Тяжелые шаги за дверью заставили всех встрепенуться: в комнату стремительно вошел Белозеров, красное одутловатое лицо коего не предвещало ничего хорошего. Отец, так и не принявший сердцем петровских перемен, всегда крепко серчал, когда ему напоминали, что родовые привилегии его остались в прошлом, а старые добрые времена навсегда канули в Лету. И нынче холоп давешний ему, столбовому боярину, указывает, и поди не подчинись! Заступиться некому. Платья прислал, мол, обряжай, как велено!.. А еще девицы на выданье, пристроить надо. Вот и приходится на старости лет изворачиваться, любезничать да кланяться, спины не жалея, себя не помня, лишь бы при дворе удержаться.
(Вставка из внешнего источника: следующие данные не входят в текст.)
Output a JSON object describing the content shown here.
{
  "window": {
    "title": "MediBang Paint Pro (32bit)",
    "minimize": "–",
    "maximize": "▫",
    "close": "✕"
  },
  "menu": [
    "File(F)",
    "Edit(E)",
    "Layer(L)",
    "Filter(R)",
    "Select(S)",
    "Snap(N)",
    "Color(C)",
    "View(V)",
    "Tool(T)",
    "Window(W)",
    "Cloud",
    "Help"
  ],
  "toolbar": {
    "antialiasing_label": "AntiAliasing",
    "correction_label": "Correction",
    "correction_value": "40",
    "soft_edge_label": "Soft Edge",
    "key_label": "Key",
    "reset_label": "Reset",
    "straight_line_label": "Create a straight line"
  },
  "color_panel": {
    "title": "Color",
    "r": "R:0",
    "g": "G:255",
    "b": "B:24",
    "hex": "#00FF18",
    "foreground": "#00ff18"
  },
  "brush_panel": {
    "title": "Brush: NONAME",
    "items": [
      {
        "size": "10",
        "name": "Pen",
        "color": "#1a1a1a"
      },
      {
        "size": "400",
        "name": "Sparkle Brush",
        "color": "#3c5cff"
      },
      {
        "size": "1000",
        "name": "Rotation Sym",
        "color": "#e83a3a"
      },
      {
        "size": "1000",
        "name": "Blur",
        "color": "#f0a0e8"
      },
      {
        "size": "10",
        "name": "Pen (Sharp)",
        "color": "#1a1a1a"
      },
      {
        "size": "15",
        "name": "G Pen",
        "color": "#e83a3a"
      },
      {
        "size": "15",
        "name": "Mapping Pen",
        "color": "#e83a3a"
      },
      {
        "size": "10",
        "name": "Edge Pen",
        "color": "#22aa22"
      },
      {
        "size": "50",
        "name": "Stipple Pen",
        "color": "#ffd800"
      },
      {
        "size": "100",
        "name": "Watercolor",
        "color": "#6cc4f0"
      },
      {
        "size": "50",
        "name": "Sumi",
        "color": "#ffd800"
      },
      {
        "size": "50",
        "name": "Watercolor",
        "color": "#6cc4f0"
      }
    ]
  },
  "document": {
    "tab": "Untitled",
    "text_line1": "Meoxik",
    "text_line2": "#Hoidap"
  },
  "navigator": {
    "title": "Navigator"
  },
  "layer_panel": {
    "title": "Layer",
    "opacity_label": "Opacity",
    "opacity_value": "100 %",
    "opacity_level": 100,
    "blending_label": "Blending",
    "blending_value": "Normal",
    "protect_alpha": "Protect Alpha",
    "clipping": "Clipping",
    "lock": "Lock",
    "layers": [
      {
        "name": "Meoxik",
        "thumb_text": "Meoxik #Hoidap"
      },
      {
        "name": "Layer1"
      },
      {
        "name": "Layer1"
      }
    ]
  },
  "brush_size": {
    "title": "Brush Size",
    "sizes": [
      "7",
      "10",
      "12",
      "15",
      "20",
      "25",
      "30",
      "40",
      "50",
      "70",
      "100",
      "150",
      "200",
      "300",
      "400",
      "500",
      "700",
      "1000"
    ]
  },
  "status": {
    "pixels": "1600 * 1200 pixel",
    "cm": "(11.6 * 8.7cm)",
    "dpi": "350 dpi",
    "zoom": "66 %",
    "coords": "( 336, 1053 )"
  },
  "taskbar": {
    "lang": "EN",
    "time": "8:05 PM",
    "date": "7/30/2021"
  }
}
Белозеров грузно опустился в кресло.
– Опять свои бесовские сборища Алексашка устраивает! «Послезавтра извольте на ассамблею». и тряпок прислал, будто без него мы голые ходим, – старик скривился, передразнивая посыльного: – «А это для дочерей ваших!» Опять холопы в париках, что из грязи да в князи, будут вокруг тереться. Тьфу! – Поднял глаза на притихших девиц, смягчился: – Что молчите? Рады, небось? Вижу, рады. Эх, стало быть, придется на воскресение к. Меншикову ехать…чтоб его! Прости Господи.
Он еще раз хмуро глянул на дочерей, тяжело поднялся и вышел, стукнув дверью. Сестры весело переглянулись и прыснули.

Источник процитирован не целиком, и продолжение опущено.